#34
「お前、西の神殿の勇者か!?」
食堂へと続く扉を開けて中を覗くと、サファリジャケットを着た短髪の男が壁際に居た。壁に背を預けながら、窓の外を窺っている様だ。
行方不明になっている西の勇者の一人と特徴が一致する。
真田の声に男が反応し、こちらを向いた。
男の瞳が深紅に輝く。
パァン!
左胸に衝撃が走った。
男に撃たれたのだ。
あまりの激痛に、思わず膝をついてしまう。
「何してんだよ!?」
真田が右手のベレッタを男に向けて撃ちながら叫ぶ。
俺も片膝をついたままの姿勢で、左手の銃を撃つ。
男は窓を突き破り、外へ出た。
「大丈夫か?」
「あぁ」
弾はコートの携帯灰皿に突き刺さっていた。
ボディーアーマーも着ていたおかげで、骨も折れたりはしていなそうだ。
「アリシアに助けられたよ」
真田に銃弾の突き刺さった携帯灰皿を見せる。
「ラッキーだったな。
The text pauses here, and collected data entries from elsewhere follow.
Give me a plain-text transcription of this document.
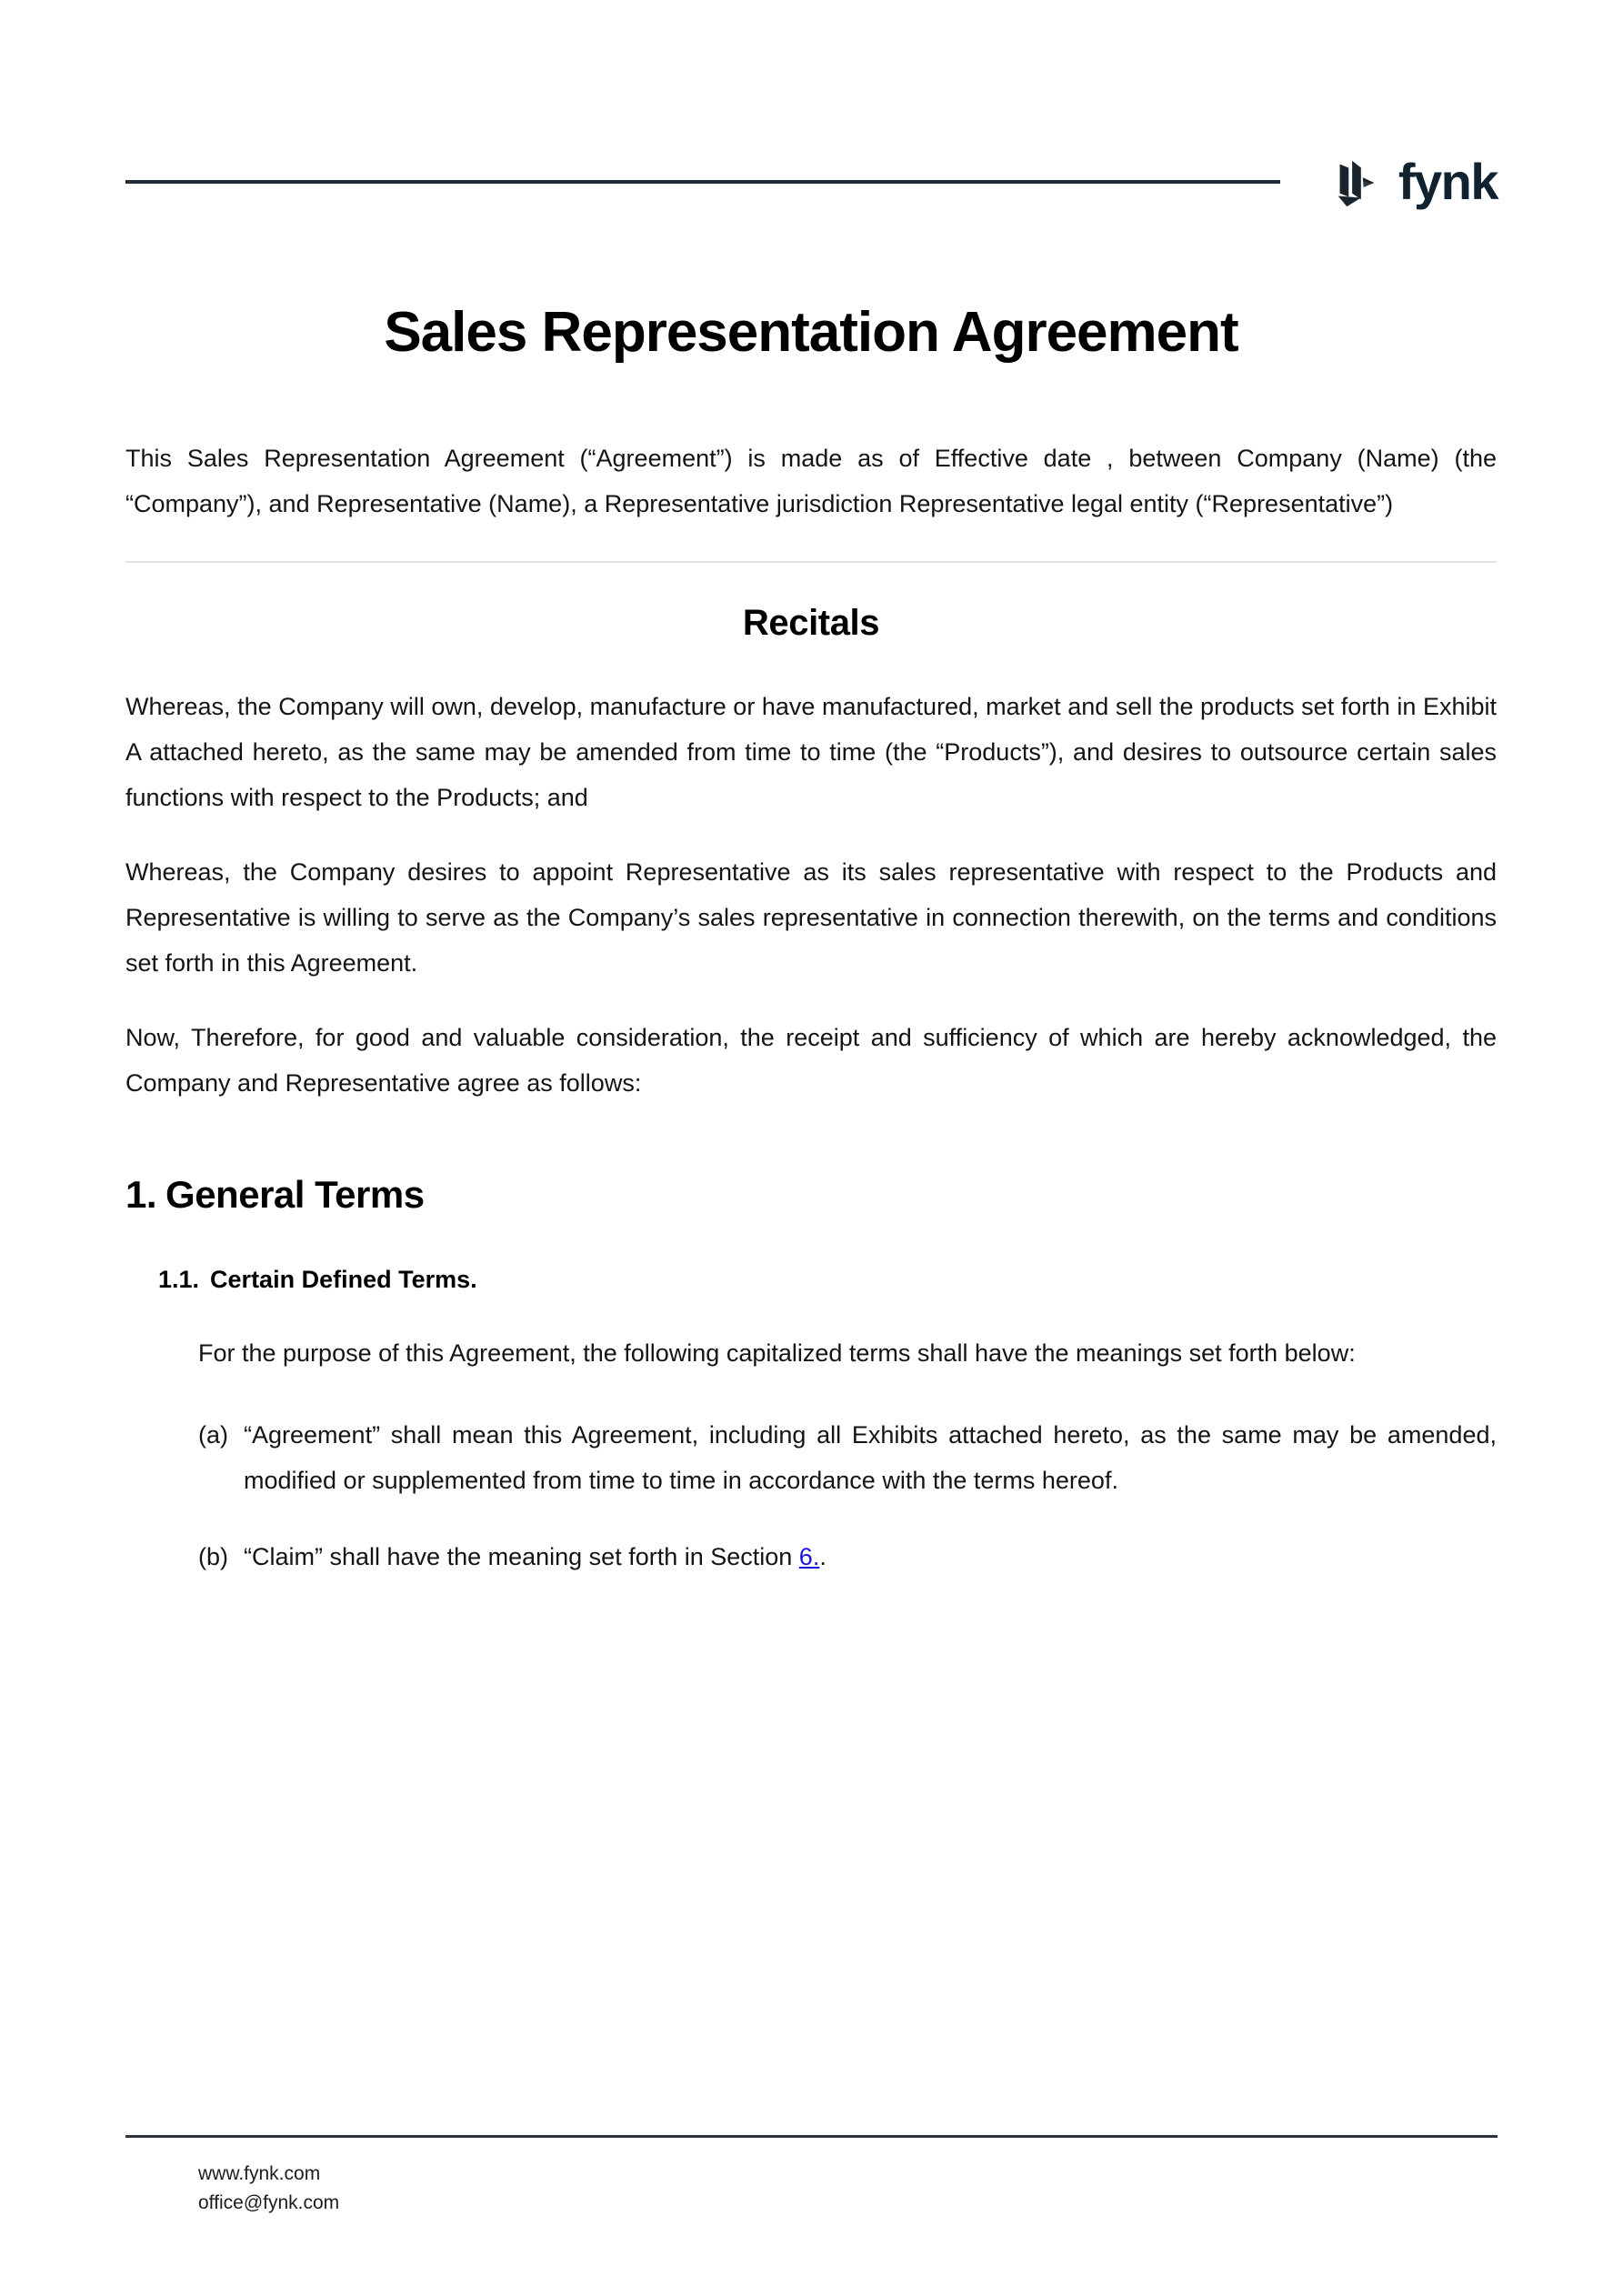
fynk
Sales Representation Agreement

This Sales Representation Agreement (“Agreement”) is made as of Effective date , between Company (Name) (the “Company”), and Representative (Name), a Representative jurisdiction Representative legal entity (“Representative”)

Recitals

Whereas, the Company will own, develop, manufacture or have manufactured, market and sell the products set forth in Exhibit A attached hereto, as the same may be amended from time to time (the “Products”), and desires to outsource certain sales functions with respect to the Products; and

Whereas, the Company desires to appoint Representative as its sales representative with respect to the Products and Representative is willing to serve as the Company’s sales representative in connection therewith, on the terms and conditions set forth in this Agreement.

Now, Therefore, for good and valuable consideration, the receipt and sufficiency of which are hereby acknowledged, the Company and Representative agree as follows:

1. General Terms
1.1. Certain Defined Terms.

For the purpose of this Agreement, the following capitalized terms shall have the meanings set forth below:

(a) “Agreement” shall mean this Agreement, including all Exhibits attached hereto, as the same may be amended, modified or supplemented from time to time in accordance with the terms hereof.
(b) “Claim” shall have the meaning set forth in Section 6..
www.fynk.com
office@fynk.com
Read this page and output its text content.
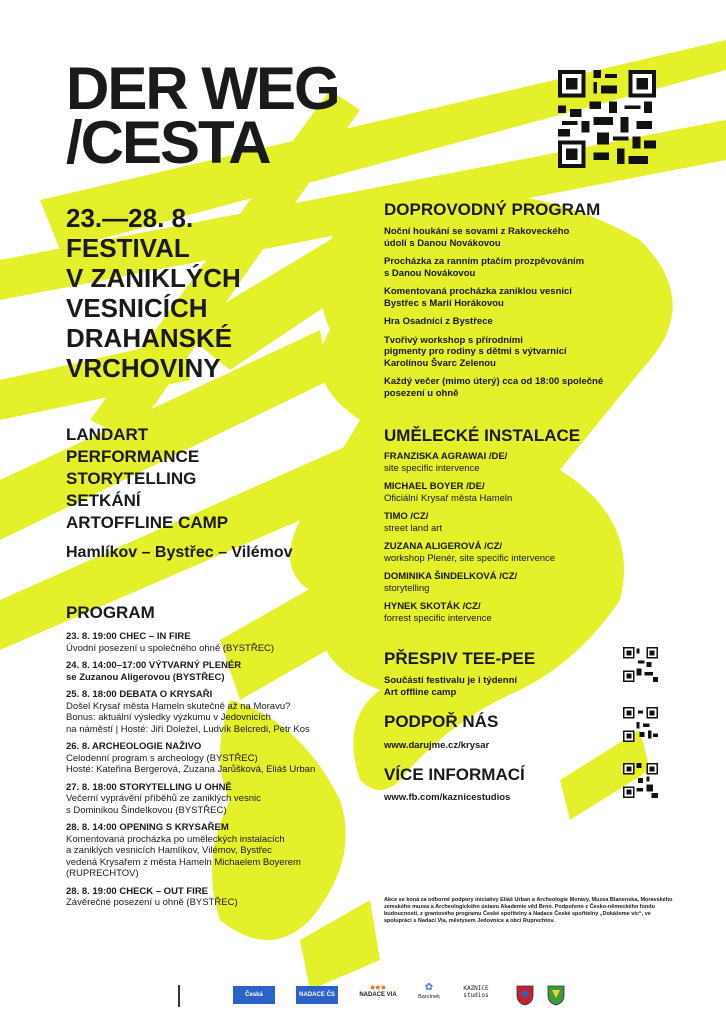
DER WEG
/CESTA
23.—28. 8.
FESTIVAL
V ZANIKLÝCH
VESNICÍCH
DRAHANSKÉ
VRCHOVINY
LANDART
PERFORMANCE
STORYTELLING
SETKÁNÍ
ARTOFFLINE CAMP
Hamlíkov – Bystřec – Vilémov
PROGRAM
23. 8. 19:00 CHEC – IN FIRE
Úvodní posezení u společného ohně (BYSTŘEC)
24. 8. 14:00–17:00 VÝTVARNÝ PLENÉR
se Zuzanou Aligerovou (BYSTŘEC)
25. 8. 18:00 DEBATA O KRYSAŘI
Došel Krysař města Hameln skutečně až na Moravu?
Bonus: aktuální výsledky výzkumu v Jedovnicích
na náměstí | Hosté: Jiří Doležel, Ludvík Belcredi, Petr Kos
26. 8. ARCHEOLOGIE NAŽIVO
Celodenní program s archeology (BYSTŘEC)
Hosté: Kateřina Bergerová, Zuzana Jarůšková, Eliáš Urban
27. 8. 18:00 STORYTELLING U OHNĚ
Večerní vyprávění příběhů ze zaniklých vesnic
s Dominikou Šindelkovou (BYSTŘEC)
28. 8. 14:00 OPENING S KRYSAŘEM
Komentovaná procházka po uměleckých instalacích
a zaniklých vesnicích Hamlíkov, Vilémov, Bystřec
vedená Krysařem z města Hameln Michaelem Boyerem
(RUPRECHTOV)
28. 8. 19:00 CHECK – OUT FIRE
Závěrečné posezení u ohně (BYSTŘEC)
DOPROVODNÝ PROGRAM
Noční houkání se sovami z Rakoveckého
údolí s Danou Novákovou
Procházka za ranním ptačím prozpěvováním
s Danou Novákovou
Komentovaná procházka zaniklou vesnicí
Bystřec s Marií Horákovou
Hra Osadníci z Bystřece
Tvořivý workshop s přírodními
pigmenty pro rodiny s dětmi s výtvarnicí
Karolínou Švarc Zelenou
Každý večer (mimo úterý) cca od 18:00 společné
posezení u ohně
UMĚLECKÉ INSTALACE
FRANZISKA AGRAWAI /DE/
site specific intervence
MICHAEL BOYER /DE/
Oficiální Krysař města Hameln
TIMO /CZ/
street land art
ZUZANA ALIGEROVÁ /CZ/
workshop Plenér, site specific intervence
DOMINIKA ŠINDELKOVÁ /CZ/
storytelling
HYNEK SKOTÁK /CZ/
forrest specific intervence
PŘESPIV TEE-PEE
Součástí festivalu je i týdenní
Art offline camp
PODPOŘ NÁS
www.darujme.cz/krysar
VÍCE INFORMACÍ
www.fb.com/kaznicestudios
Akce se koná za odborné podpory iniciativy Eliáš Urban a Archeologie Moravy, Muzea Blanenska, Moravského zemského muzea a Archeologického ústavu Akademie věd Brno. Podpořeno z Česko-německého fondu budoucnosti, z grantového programu České spořitelny a Nadace České spořitelny „Dokážeme víc“, ve spolupráci s Nadací Via, městysem Jedovnice a obcí Ruprechtov.
Česká spořitelna
NADACE ČS
●●●
NADACE VIA
✿
Barvínek
KAZNICE studios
あいつの銃、デカいリボルバーだったから焦ったよ…」
真田が大きく息を吐く。
俺は、先程の男が破壊した窓へ近付き、外を見る。
男は家の庭から馬車の方へ銃を撃っている様だ。庭の木の辺りでガンファイアが見える。
馬車からは、伊達と島津が応戦している。
「炙り出してやる」
左手の銃をホルスターにしまい、ショットガンにスラグ弾を装填する。銃身下部から装填したので、二発目に発射される事になる。一発目は薬室内の散弾だ。
バン!
男が隠れている木の辺りに、散弾を撃ち込む。
散弾が幹を抉る。
男が木の陰から横っ飛びに飛び出して、草の伸びた庭に腹這いになる。
その位置なら、こちらからは丸見えだ。
真田がベレッタとリボルバーを男に向けて、撃ちまくる。
男はゴロゴロと横に転がって弾を避けた。
何発かは当たっているはずだが、脳か心臓で無ければ致命傷にはならない。
真田の銃撃が途切れた。弾切れだ。
その瞬間を狙っていたかの様に、男は立ち上がり、こちらを向いた。
「残念!」
そう大声で言いながら、俺は男の左胸を狙って、レミントンの引き金を引いた。
銀製の芯が仕込んであるスラグ弾を左胸に喰らい、男は血飛沫を上げながら倒れて灰になった。
見えるかどうかは分からないが、伊達の方に向かって親指を立てる。
「あとは、二階だね」
真田がリボルバーに弾を込めながら言う。すでにベレッタのマガジンは換えたようだ。
「行くか」
その時、二階から銃声が聞こえ始めた。